Device Driver Entry Points
Each device driver supports one or more of the following operations:
- open
- Notifies the driver that a process wants to use the device.
- close
- Notifies the driver that a process is finished with the device.
- interrupt
- Entered by the kernel upon a hardware interrupt, notes an event reported by a device, such as the completion of a device action, and possibly initiates another action.
- read
- Entered from the function read(), transfers data from the device to a buffer in the address space of the calling process.
- write
- Entered from the function write(), transfers data from the calling process's address space to the device.
- control
- Entered from the function ioctl(), performs some kind of control function specific to the type of device in use.
Not every driver supports every entry point. For example, the generic SCSI driver (see "Generic SCSI Device Driver") supports only the open, close, and control entries.
Device drivers in general are documented with the device special files they support, in volume 7 of the reference pages.

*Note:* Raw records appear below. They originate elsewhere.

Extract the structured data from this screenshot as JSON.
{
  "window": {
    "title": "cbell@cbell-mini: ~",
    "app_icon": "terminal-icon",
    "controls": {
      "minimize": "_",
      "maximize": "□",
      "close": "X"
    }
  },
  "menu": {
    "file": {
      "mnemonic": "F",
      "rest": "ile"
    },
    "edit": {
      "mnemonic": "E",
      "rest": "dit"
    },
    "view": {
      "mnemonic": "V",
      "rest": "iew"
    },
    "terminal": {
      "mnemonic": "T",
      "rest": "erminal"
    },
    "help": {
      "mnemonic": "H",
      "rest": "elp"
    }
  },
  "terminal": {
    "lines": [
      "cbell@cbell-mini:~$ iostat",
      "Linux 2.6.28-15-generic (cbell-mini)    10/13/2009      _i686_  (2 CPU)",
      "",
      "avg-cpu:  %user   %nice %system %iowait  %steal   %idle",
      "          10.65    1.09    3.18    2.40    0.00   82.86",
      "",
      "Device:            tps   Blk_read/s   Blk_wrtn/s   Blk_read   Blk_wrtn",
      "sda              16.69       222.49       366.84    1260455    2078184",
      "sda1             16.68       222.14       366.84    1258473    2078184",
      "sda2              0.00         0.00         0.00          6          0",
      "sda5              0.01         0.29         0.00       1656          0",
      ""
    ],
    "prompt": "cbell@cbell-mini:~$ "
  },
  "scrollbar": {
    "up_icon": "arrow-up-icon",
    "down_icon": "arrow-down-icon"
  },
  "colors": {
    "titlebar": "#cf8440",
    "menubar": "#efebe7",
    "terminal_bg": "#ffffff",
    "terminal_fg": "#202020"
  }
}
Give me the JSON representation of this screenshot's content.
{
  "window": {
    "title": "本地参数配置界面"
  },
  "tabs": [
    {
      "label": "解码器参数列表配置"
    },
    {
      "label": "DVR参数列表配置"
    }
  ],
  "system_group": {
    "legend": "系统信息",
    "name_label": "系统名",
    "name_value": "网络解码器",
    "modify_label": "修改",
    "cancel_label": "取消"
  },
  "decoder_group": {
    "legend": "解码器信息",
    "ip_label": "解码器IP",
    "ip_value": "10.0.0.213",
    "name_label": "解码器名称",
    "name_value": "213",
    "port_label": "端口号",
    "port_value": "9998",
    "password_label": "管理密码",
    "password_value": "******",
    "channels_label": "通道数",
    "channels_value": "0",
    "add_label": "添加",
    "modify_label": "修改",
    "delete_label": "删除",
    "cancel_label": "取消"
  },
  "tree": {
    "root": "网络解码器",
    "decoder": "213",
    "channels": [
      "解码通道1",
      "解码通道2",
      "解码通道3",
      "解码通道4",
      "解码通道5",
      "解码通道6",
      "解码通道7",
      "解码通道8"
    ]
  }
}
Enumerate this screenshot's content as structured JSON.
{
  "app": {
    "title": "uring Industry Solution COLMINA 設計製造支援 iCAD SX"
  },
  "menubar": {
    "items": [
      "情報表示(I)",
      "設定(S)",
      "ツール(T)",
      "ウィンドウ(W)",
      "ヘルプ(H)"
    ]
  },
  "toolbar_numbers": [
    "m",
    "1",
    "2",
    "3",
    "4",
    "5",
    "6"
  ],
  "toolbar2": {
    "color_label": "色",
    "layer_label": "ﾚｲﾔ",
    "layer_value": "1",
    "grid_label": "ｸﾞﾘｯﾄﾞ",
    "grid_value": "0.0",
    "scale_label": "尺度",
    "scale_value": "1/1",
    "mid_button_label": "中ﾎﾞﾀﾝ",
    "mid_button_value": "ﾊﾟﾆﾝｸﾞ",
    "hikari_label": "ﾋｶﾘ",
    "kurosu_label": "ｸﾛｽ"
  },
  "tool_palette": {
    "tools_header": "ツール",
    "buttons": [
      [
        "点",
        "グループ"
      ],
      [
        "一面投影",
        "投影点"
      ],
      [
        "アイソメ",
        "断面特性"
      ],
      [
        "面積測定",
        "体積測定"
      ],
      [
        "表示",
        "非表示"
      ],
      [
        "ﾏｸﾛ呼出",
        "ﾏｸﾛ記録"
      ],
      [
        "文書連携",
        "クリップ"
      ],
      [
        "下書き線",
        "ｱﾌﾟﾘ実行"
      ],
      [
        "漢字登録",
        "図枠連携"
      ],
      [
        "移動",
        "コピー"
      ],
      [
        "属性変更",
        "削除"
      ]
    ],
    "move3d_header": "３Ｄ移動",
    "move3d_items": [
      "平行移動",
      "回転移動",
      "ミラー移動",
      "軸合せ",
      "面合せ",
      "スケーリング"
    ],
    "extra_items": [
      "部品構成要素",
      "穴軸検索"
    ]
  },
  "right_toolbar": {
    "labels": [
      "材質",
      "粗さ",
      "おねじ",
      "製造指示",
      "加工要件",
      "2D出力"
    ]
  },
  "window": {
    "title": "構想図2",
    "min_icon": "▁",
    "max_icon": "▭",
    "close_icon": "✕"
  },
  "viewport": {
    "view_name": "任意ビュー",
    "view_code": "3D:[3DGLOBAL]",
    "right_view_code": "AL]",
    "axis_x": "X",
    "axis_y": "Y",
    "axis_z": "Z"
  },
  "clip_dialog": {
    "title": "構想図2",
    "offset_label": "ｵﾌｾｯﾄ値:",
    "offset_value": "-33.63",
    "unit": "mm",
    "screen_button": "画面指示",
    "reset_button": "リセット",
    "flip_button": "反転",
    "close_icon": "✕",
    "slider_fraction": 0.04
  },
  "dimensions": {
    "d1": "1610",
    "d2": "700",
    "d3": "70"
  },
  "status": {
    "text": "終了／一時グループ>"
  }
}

For a sample, review:
- dsk(7m), documenting the standard IRIX SCSI disk device driver
- smfd(7m), documenting the diskette and optical diskette driver
- tps(7m), documenting the SCSI tape drive device driver
- plp(7), documenting the parallel line printer device driver
- klog(7), documenting a "device" driver that is not a device at all, but a special interface to the kernel
If you review a sample of entries in volume 7, as well as other reference pages that are called out in the topics in this chapter, you will understand the wide variety of functions performed by device drivers.